Не сводя взгляда с пуговки-носа медвежонка, она поправила у него на шее желтую ленту.
— Никогда я их не забуду, — шепнула она ему на ухо. — Никогда. Даже если до ста лет доживу. Но знаешь, малыш, я счастлива, что у меня снова будет ребенок. По-настоящему счастлива. Не дождусь, когда мы с Килом сможем его обнять. И я не буду опекать его, как наседка, слово даю, не буду. — Рина еще раз потрепала мишку по голове и поднялась с кресла.
— Рина?
Она обернулась к двери. На пороге стоял Кил, В твидовой тройке он выглядел на редкость внушительно. Но в глазах у него застыла тревога, и даже голос ему изменил.
Рина кинулась к нему и обвила руками шею, прижавшись лицом к грубоватой ткани пиджака. Он бережно обнял ее за плечи и откинул волосы назад.
— Все нормально? — озабоченно спросил Кил.

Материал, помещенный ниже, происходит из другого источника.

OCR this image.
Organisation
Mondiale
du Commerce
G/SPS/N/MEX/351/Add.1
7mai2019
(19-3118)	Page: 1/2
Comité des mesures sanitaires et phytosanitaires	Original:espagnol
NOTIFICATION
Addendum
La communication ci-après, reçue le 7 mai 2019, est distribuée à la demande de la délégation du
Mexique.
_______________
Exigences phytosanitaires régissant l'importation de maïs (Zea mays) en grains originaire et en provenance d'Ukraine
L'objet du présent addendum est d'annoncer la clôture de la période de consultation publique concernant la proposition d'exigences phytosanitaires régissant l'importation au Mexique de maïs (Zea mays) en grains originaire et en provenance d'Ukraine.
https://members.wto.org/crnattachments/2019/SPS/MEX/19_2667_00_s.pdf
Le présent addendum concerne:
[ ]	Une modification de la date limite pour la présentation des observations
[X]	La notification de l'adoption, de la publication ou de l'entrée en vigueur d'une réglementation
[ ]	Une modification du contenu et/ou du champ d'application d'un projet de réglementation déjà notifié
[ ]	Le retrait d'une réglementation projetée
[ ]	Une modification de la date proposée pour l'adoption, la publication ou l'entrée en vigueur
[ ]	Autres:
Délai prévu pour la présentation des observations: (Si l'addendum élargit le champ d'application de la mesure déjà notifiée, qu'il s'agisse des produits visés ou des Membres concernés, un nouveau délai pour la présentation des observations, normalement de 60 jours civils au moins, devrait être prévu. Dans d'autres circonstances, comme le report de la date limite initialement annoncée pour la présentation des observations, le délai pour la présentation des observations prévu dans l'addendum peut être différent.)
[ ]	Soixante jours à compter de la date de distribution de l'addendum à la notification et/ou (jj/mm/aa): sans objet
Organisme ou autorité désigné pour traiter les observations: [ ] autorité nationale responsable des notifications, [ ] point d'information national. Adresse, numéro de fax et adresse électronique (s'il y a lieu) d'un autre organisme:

— Да. Знаешь, наверное, мне до конца жизни не забыть того, что было, но сейчас гораздо легче. Потому что ты рядом. Я люблю тебя. Я так тебя люблю. И жду не дождусь, когда малыш появится на свет.
Кил улыбнулся и потрепал ее по щеке:
— Ну, об этом еще рано говорить, дорогая. Впереди — полгода.
— Меньше, — запротестовала Рина. — Всего пять с половиной месяцев.
— Пусть будет пять с половиной, — эхом откликнулся Кил и слегка подтолкнул ее в сторону двери. — Как ты думаешь, отец твоего ребенка вернулся домой не слишком поздно, чтобы попросить кинуть ему в рот хоть чего-нибудь?
— Ты всегда приходишь вовремя, — торжественно заявила Рина, прижимаясь к нему. Потом слегка склонила голову и лукаво добавила: — Я вообще — безупречная жена.
— А кто спорит? Я давно это говорил.